[
International Worm Meeting,
2019]
Electron microscopy (EM) was used to acquire the only organism-wide dataset of neuronal connectivity in 1986. This singular dataset from C. elegans provides an invaluable resource but is unfortunately incomplete, missing a portion of the ventral nerve cord posterior to the vulva. Although EM allows for high resolution there are significant shortcomings to its use, including a small field of view, inability to fluorescently tag proteins, and production of very large datasets. This makes imaging large specimen challenging.
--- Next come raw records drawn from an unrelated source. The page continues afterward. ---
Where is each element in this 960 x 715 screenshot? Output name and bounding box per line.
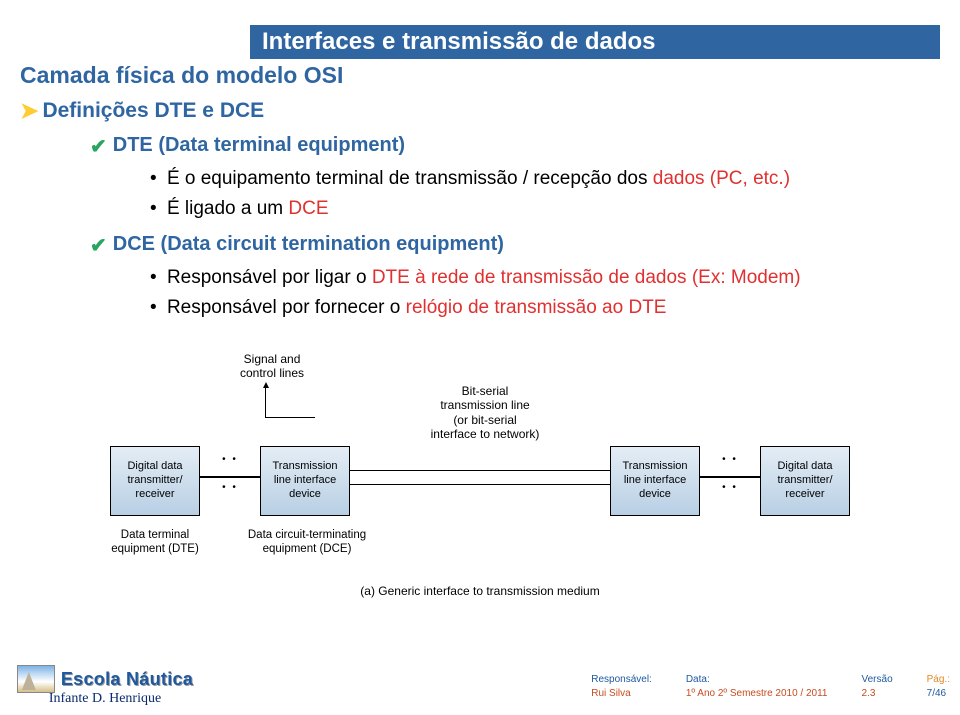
dce-heading-row: ✔ DCE (Data circuit termination equipmen… — [90, 233, 504, 258]
check-icon: ✔ — [90, 134, 107, 159]
footer-version-value: 2.3 — [862, 687, 893, 701]
school-logo-top: Escola Náutica — [17, 665, 193, 693]
bullet-dot-icon: • — [150, 267, 157, 288]
footer-responsible-value: Rui Silva — [591, 687, 652, 701]
transmission-line-bottom — [350, 484, 610, 485]
diagram: Signal and control lines Bit-serial tran… — [110, 352, 850, 612]
footer-info: Responsável: Rui Silva Data: 1º Ano 2º S… — [591, 673, 950, 707]
signal-pointer-line — [265, 388, 315, 418]
footer-responsible-label: Responsável: — [591, 673, 652, 687]
dte-line-1-black: É o equipamento terminal de transmissão … — [167, 168, 653, 189]
bit-serial-label: Bit-serial transmission line (or bit-ser… — [400, 384, 570, 442]
dte-heading: DTE (Data terminal equipment) — [113, 134, 405, 157]
dte-line-1: • É o equipamento terminal de transmissã… — [150, 168, 790, 190]
under-label-dte: Data terminal equipment (DTE) — [105, 528, 205, 557]
section-heading: ➤ Definições DTE e DCE — [20, 98, 264, 124]
dce-line-2: • Responsável por fornecer o relógio de … — [150, 297, 666, 319]
header-title: Interfaces e transmissão de dados — [262, 28, 656, 56]
check-icon: ✔ — [90, 233, 107, 258]
footer-version: Versão 2.3 — [862, 673, 893, 701]
diagram-box-dte-right: Digital data transmitter/ receiver — [760, 446, 850, 516]
header-bar: Interfaces e transmissão de dados — [250, 25, 940, 59]
signal-label: Signal and control lines — [240, 352, 304, 381]
footer-version-label: Versão — [862, 673, 893, 687]
dce-line-2-red: relógio de transmissão ao DTE — [406, 297, 667, 318]
connector-right — [700, 476, 760, 478]
diagram-box-dce-left: Transmission line interface device — [260, 446, 350, 516]
connector-left — [200, 476, 260, 478]
dce-line-1-black: Responsável por ligar o — [167, 267, 372, 288]
under-label-dce: Data circuit-terminating equipment (DCE) — [242, 528, 372, 557]
diagram-caption: (a) Generic interface to transmission me… — [110, 584, 850, 598]
dte-line-2: • É ligado a um DCE — [150, 198, 329, 220]
transmission-line-top — [350, 470, 610, 471]
footer-responsible: Responsável: Rui Silva — [591, 673, 652, 701]
footer-page: Pág.: 7/46 — [927, 673, 950, 701]
dte-line-2-red: DCE — [288, 198, 328, 219]
dce-line-2-black: Responsável por fornecer o — [167, 297, 406, 318]
dce-line-1: • Responsável por ligar o DTE à rede de … — [150, 267, 801, 289]
school-subtitle: Infante D. Henrique — [49, 691, 161, 707]
bullet-dot-icon: • — [150, 198, 157, 219]
dte-heading-row: ✔ DTE (Data terminal equipment) — [90, 134, 405, 159]
bullet-dot-icon: • — [150, 297, 157, 318]
school-name: Escola Náutica — [61, 669, 193, 690]
footer-date-value: 1º Ano 2º Semestre 2010 / 2011 — [686, 687, 828, 701]
footer: Escola Náutica Infante D. Henrique Respo… — [0, 652, 950, 707]
dce-heading: DCE (Data circuit termination equipment) — [113, 233, 504, 256]
page-subtitle: Camada física do modelo OSI — [20, 62, 343, 89]
school-logo-image — [17, 665, 55, 693]
bullet-dot-icon: • — [150, 168, 157, 189]
footer-page-value: 7/46 — [927, 687, 950, 701]
dte-line-1-red: dados (PC, etc.) — [653, 168, 790, 189]
footer-date-label: Data: — [686, 673, 828, 687]
dce-line-1-red: DTE à rede de transmissão de dados (Ex: … — [372, 267, 801, 288]
dte-line-2-black: É ligado a um — [167, 198, 288, 219]
arrow-icon: ➤ — [20, 98, 38, 124]
footer-page-label: Pág.: — [927, 673, 950, 687]
footer-date: Data: 1º Ano 2º Semestre 2010 / 2011 — [686, 673, 828, 701]
school-logo: Escola Náutica Infante D. Henrique — [15, 665, 195, 707]
diagram-box-dce-right: Transmission line interface device — [610, 446, 700, 516]
section-heading-text: Definições DTE e DCE — [42, 99, 264, 123]
diagram-box-dte-left: Digital data transmitter/ receiver — [110, 446, 200, 516]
We are adapting a novel technique known as Protein Retention Expansion Microscopy (ProExM; Nature Biotechnology (2016) 34, 987-992) to collect neuronal connectivity data from C. elegans. ProExM achieves resolution beyond the diffraction limit by physically expanding biological specimen fivefold linearly, and with minimal spatial distortion. This allows for confocal microscopy imaging of immuno-fluorescently tagged cellular components which would otherwise be irresolvable. To resolve single synapses, we generated transgenic strains that express epitope-tags conjugated to proteins that are localized at synapses and the neuronal membrane. Optimizing ProExM of tags to specific neuronal targets may reveal missing data in the C. elegans connectome and provide a new technique to gather this data in other specimens. Moreover, we intend to produce multiple samples that will allow us to assess the distribution of variability of neuronal connectivity among nearly isogenic animals.